Every death becoming a birth
as a flower pushes up from your body
of resting earth.
(written February 3, 1988 - around the time my grandfather died of brain cancer)
The third is called Study Break - and it's about a bottle of beer, yearning for something and writers block.
You know death sleeps in a lager bottle
Wadding across the see-through letters
highlighted by a child's marker.
Heinken staring at you,
Piercing your drunken stupor, with
bright flourescent yellow.
An empty milkshake, white crumbled paper
A half full salt shaker sitting idle on our table
My green ink scratches across blank paper
Limp fingers form meaningless letters
Mint smoke clouds my thoughts
You cough
Purple chairs and spotted tables
white lights and yellow lables, and behind my eyes
I continue to smile at a flourescent yellow
Heinken lable
(written November 3, 1988).
The last poem isn't written by me at all but by a dear lost friend, lost in time, one of those people you cross paths with briefly but never see again. Oh you know they are in the world and all that. But your paths just never re-cross. This friend wrote a poem for me one cold night in Colorado, the snow was falling, three -feet deep, and everyone but me seemed to be in love. It was written in 1988 as well, yet oddly still hits a chord in me from time to time.

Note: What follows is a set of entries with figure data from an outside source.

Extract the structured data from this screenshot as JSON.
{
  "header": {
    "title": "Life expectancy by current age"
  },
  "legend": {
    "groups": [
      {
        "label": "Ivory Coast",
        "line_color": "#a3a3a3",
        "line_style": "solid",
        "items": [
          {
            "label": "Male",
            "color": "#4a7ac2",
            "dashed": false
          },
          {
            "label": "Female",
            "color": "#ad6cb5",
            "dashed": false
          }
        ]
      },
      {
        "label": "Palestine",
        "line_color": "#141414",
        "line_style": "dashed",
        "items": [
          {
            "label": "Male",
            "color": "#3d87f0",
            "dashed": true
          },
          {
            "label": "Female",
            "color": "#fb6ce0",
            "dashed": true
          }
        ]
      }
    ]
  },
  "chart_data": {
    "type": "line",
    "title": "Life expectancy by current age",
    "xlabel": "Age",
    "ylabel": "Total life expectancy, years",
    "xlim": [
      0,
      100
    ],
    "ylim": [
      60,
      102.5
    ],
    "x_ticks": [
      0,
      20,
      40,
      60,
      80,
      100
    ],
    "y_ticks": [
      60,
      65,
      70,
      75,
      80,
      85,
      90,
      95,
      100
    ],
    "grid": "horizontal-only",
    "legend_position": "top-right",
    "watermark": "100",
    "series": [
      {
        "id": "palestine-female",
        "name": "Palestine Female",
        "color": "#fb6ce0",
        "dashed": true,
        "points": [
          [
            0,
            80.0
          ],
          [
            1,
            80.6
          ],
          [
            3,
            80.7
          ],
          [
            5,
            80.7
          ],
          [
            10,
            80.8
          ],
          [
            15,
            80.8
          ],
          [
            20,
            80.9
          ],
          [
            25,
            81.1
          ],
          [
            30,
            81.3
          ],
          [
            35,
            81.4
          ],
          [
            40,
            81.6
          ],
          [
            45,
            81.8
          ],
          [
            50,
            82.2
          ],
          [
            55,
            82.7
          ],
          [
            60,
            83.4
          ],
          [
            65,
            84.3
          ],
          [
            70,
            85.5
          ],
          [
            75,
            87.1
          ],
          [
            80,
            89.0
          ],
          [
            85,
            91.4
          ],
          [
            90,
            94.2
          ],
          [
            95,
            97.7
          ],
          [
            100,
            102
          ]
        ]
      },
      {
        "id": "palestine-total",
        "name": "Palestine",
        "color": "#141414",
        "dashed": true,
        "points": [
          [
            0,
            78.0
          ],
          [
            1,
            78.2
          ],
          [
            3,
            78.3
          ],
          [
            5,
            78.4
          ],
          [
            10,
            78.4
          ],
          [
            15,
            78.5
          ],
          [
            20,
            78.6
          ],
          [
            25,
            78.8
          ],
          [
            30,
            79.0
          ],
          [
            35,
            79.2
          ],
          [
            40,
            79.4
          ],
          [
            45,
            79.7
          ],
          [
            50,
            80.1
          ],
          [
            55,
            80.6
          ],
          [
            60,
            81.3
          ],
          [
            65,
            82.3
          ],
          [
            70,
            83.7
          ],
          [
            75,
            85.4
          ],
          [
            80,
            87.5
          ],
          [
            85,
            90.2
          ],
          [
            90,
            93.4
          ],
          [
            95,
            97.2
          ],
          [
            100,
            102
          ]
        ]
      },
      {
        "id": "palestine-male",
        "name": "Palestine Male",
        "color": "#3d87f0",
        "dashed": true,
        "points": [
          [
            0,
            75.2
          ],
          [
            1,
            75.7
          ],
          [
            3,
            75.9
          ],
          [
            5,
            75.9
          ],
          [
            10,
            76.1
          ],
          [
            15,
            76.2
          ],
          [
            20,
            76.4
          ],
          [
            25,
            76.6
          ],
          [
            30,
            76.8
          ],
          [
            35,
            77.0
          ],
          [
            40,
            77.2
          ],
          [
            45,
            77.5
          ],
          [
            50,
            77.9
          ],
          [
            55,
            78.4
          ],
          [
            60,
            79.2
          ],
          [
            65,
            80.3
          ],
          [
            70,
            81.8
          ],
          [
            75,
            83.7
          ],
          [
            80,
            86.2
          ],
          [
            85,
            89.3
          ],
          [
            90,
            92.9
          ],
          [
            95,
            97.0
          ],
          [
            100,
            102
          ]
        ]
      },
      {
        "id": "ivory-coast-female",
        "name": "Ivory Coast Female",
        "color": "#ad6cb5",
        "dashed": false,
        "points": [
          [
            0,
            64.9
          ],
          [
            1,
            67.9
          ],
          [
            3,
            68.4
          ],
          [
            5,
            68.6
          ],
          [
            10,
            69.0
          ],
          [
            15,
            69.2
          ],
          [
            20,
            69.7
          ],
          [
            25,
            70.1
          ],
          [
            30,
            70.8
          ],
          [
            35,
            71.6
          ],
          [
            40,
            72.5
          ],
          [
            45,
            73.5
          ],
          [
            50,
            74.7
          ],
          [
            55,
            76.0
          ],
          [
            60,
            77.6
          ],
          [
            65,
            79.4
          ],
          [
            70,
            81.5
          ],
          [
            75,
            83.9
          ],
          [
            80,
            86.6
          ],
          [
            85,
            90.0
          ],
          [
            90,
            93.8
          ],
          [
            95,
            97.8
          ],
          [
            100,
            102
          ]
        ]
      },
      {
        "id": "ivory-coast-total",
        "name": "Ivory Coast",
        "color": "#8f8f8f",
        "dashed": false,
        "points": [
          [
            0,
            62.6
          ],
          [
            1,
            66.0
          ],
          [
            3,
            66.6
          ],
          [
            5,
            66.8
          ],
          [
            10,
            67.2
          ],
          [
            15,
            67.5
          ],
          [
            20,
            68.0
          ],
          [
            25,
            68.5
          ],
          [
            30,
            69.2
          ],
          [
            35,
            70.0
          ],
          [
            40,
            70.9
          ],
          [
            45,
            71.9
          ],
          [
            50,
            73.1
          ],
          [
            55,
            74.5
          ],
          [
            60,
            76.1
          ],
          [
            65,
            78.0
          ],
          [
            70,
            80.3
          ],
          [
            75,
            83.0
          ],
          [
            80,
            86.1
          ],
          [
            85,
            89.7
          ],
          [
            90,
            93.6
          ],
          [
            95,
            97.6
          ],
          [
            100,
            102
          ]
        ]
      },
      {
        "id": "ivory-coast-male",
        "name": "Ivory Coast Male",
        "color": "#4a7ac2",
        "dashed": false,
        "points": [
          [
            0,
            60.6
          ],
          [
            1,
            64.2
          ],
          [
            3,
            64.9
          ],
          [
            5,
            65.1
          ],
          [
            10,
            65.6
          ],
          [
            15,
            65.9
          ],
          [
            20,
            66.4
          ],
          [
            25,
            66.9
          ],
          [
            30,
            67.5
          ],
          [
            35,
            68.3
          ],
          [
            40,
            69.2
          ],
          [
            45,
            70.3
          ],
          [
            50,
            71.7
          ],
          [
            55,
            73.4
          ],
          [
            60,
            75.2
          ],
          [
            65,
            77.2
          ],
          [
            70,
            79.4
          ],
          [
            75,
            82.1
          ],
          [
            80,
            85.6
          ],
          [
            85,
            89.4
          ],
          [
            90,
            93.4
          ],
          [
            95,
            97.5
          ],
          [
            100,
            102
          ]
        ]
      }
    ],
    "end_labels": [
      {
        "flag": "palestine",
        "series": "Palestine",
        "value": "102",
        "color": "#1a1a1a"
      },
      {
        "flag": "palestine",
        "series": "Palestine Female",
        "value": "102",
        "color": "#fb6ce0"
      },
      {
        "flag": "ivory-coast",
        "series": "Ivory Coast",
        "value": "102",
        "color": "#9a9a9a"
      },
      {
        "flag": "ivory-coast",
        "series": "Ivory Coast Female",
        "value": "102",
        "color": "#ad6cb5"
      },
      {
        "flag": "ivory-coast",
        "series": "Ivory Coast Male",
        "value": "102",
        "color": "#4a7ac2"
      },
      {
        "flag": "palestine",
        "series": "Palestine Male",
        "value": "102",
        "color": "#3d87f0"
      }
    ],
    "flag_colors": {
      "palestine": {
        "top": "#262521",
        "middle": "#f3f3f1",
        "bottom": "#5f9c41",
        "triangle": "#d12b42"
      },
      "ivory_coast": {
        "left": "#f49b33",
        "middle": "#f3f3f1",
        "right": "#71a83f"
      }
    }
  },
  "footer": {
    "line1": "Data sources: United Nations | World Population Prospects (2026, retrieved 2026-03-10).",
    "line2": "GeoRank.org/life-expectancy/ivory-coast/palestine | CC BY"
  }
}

I've referred to this poem in other posts. But until now, did not have access to it. I thought I'd lost it, along with many other keepsakes from my past. But this morning, my parents unearthed the journal containing it. So on a whim, I've decided to post it in my journal tonight - to share with others. Is it a great poem? I don't know. I'm no longer a fan of poetry to be honest, have little patience for most of it - the intricate rhyme schemes, the sappy sentimentality (even though I wrote quite a bit of those myself and this may very well be one of those). All I can tell you is it touched me. Course I also happened to like Spike's poem in Not Fade Away. So there you go.
I honestly think the value of any art is in the eye of the beholder at the moment they behold it, read it, see it, devour it. One woman's piece of coal is another's diamond so to speak.
Love in Winter
There are whispers of a secret spirit alive within the snowfall
they speak of celebrations and miracles.
For what redemption might be offered to a child?
A soul whose head is weary from watching through the glass, watching snowflakes harmonize in flight and upon the accepting earth.
A crow flies behind the pines, white crystals clinging to his wings.
We listened only long enough to hear
the precious rainy rhythm of our hearts and cried:
"My dance is not a sacred one.
For listen, there is only one beat against the stillness and it is mine."
But the sun shall be our angel, and the angel walks the sky.
And we give her love a place to go and in return she gives us life.
Silent as a morning flower
who knows not she will die
We raise our glass to paradise
and drink the teardrops from her eyes.
by Sand Sheff, written January 1988.
Tomorrow I venture back into the hustle and bustle of the city. The frantic phone calls, the bone-crushing boredom, the harried paper-work. Feeling somewhat refreshed from my vacation away from it, yet at the same time oddly jarred by the contrast between this world and the one I just left.